In California, when calculating spousal support and child support, family law attorneys as well as the court often use the DissoMaster™ program, a computer program that determines child and spousal support amounts under the California Statewide Uniform Child Support Guidelines. The DissoMaster™ program is certified by the Judicial Council for use in all courts in California. A range of factors are inputted into the program in order to calculate spousal support. These factors include the parties’ monthly incomes, the percentage of custodial timeshare, the number of federal exemptions, and current tax deductions such as property taxes and mortgage interest.
Support Under Current Tax Laws
Under the current tax laws, spousal support is tax deductible by the payor, and taxable as income to the recipient. Child support offers no tax deduction and is a tax-free (non-income) payment.
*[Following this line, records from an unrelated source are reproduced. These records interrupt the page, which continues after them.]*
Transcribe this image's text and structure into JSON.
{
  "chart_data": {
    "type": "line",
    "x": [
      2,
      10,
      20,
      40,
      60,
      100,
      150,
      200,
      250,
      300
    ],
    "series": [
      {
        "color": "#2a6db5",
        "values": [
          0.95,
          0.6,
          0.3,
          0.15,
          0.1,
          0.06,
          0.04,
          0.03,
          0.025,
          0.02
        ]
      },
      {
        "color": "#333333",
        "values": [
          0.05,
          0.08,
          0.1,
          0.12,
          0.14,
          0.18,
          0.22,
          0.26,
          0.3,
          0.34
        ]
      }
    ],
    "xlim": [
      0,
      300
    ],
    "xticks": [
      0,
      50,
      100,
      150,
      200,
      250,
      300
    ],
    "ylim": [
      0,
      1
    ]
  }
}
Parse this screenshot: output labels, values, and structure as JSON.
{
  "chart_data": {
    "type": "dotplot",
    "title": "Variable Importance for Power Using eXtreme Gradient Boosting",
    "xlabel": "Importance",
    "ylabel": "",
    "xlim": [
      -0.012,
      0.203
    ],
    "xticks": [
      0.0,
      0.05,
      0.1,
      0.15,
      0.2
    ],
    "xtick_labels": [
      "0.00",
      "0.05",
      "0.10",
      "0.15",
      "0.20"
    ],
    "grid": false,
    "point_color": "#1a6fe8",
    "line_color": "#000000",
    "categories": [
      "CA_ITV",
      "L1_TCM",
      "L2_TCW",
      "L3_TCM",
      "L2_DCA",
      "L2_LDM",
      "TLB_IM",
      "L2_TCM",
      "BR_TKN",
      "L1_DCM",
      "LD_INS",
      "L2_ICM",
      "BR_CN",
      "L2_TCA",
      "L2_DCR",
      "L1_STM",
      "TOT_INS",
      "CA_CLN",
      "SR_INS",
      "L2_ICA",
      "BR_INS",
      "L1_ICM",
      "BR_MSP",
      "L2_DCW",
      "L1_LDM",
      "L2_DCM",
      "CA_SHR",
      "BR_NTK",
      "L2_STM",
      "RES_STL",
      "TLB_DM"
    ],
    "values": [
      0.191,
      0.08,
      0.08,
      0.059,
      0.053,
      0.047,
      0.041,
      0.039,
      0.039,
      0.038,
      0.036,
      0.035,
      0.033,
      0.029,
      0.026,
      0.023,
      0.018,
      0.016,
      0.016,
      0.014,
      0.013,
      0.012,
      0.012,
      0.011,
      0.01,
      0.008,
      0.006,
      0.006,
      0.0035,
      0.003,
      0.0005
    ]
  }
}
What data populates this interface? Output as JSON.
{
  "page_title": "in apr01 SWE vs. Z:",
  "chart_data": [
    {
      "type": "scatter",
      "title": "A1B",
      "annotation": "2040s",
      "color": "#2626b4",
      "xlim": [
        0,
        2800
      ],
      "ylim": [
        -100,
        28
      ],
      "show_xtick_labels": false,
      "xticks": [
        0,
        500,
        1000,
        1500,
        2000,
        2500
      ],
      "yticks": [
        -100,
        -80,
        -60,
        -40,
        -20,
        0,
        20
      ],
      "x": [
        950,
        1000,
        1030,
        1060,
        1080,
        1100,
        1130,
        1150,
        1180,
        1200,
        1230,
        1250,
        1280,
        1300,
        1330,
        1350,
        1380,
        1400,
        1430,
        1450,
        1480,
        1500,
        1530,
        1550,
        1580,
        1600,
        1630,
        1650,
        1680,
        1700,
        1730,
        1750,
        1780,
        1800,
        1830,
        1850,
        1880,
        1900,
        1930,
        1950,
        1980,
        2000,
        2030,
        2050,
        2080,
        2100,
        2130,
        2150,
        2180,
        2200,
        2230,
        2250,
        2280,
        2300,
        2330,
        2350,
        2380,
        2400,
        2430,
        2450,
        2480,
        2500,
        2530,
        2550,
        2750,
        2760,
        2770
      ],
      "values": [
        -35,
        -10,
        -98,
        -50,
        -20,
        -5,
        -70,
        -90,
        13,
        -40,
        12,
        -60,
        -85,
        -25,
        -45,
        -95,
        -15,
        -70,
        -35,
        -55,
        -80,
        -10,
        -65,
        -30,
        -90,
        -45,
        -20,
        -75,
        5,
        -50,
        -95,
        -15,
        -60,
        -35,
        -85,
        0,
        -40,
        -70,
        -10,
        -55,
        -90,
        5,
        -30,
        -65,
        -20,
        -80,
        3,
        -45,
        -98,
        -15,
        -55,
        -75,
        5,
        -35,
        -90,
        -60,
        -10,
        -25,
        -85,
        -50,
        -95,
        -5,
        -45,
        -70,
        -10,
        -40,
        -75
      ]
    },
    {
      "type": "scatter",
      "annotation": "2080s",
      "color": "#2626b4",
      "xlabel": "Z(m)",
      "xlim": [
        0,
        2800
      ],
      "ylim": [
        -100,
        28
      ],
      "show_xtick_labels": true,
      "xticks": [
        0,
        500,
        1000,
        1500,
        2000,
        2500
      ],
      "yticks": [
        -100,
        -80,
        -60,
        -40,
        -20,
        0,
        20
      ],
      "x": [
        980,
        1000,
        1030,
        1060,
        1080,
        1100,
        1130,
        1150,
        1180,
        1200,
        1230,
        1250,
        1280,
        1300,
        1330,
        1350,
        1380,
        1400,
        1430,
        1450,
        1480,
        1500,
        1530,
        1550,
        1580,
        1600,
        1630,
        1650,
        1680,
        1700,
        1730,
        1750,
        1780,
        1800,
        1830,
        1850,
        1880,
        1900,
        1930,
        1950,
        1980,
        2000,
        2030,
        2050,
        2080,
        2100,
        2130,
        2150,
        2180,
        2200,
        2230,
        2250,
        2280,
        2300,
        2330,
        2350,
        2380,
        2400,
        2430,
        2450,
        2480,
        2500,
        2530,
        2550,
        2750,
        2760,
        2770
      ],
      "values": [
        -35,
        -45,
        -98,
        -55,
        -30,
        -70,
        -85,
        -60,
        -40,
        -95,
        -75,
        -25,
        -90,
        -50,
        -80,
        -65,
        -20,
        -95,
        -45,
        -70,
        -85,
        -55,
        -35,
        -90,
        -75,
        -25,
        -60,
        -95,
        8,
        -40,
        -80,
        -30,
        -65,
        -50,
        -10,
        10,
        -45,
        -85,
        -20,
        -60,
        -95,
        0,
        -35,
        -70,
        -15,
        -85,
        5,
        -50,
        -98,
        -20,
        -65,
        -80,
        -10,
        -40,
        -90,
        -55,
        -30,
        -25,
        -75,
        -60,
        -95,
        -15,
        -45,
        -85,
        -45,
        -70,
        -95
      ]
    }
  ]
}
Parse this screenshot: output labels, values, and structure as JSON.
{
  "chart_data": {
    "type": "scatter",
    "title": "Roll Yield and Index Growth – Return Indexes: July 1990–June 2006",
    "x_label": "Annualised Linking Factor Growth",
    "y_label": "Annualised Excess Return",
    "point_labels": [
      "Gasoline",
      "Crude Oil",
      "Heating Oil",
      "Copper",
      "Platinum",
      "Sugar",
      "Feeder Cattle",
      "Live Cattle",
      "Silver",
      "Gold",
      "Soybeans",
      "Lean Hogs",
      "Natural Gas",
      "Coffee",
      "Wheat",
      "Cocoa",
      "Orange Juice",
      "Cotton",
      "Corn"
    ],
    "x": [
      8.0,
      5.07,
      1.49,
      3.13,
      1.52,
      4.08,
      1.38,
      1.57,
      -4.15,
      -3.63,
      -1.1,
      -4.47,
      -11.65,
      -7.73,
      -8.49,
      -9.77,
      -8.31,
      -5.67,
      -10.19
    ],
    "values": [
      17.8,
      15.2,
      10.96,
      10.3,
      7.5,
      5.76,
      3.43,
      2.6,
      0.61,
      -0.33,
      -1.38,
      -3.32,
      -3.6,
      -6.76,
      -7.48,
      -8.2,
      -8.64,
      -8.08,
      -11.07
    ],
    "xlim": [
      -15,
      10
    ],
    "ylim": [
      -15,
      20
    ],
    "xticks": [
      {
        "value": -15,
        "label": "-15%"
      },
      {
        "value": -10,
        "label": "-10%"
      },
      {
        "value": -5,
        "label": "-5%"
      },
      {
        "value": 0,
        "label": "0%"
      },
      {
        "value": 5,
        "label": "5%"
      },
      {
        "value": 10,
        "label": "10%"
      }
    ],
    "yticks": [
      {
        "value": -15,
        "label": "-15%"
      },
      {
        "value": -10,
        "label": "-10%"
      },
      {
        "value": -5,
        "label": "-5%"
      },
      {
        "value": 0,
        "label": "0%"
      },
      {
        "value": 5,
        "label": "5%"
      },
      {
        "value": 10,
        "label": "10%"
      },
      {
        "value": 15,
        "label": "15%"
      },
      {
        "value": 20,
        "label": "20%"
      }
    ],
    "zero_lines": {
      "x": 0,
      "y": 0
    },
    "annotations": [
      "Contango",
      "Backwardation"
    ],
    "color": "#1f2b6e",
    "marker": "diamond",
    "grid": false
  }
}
Tax Reform and the Ramifications on Family Law
If the proposed tax reform passes, spousal support will no longer be tax deductible to the payor and will thus become tax-free income for the recipient. This will likely cause problems for both the payor of spousal support and the recipient.
In divorce negotiations, family law lawyers have been able to focus on the fact that spousal support is tax deductible to the payor. The payor is often in a higher tax bracket than the recipient spouse and the payor can utilize the tax benefit of a dollar-for-dollar tax deduction. The recipient spouse must file the spousal support payments as income and pay taxes on the total amount, but the recipient is often in a lower tax bracket and is often paying lower taxes.
These tax deductions and lower tax rates are often used as a means of making an economically beneficial settlement for both parties. However, if the proposed tax reform passes, this integral component in the family law lawyer’s arsenal will no longer be available.
Without the incentive of the tax-deductible spousal support, a payor may not be able to provide as much in spousal support. Furthermore, these tax reforms could also potentially hurt the recipients of spousal support because the payors may not be able to afford to provide as much in spousal support without the tax incentive that the spousal support payment will be tax deductible.
Though we will need to wait and see what happens with the proposed legislation over the next few weeks, it is important to recognize that this specific element of the proposed federal tax reform may cause a significant ripple effect for family law lawyers, judges, and parties in family law actions.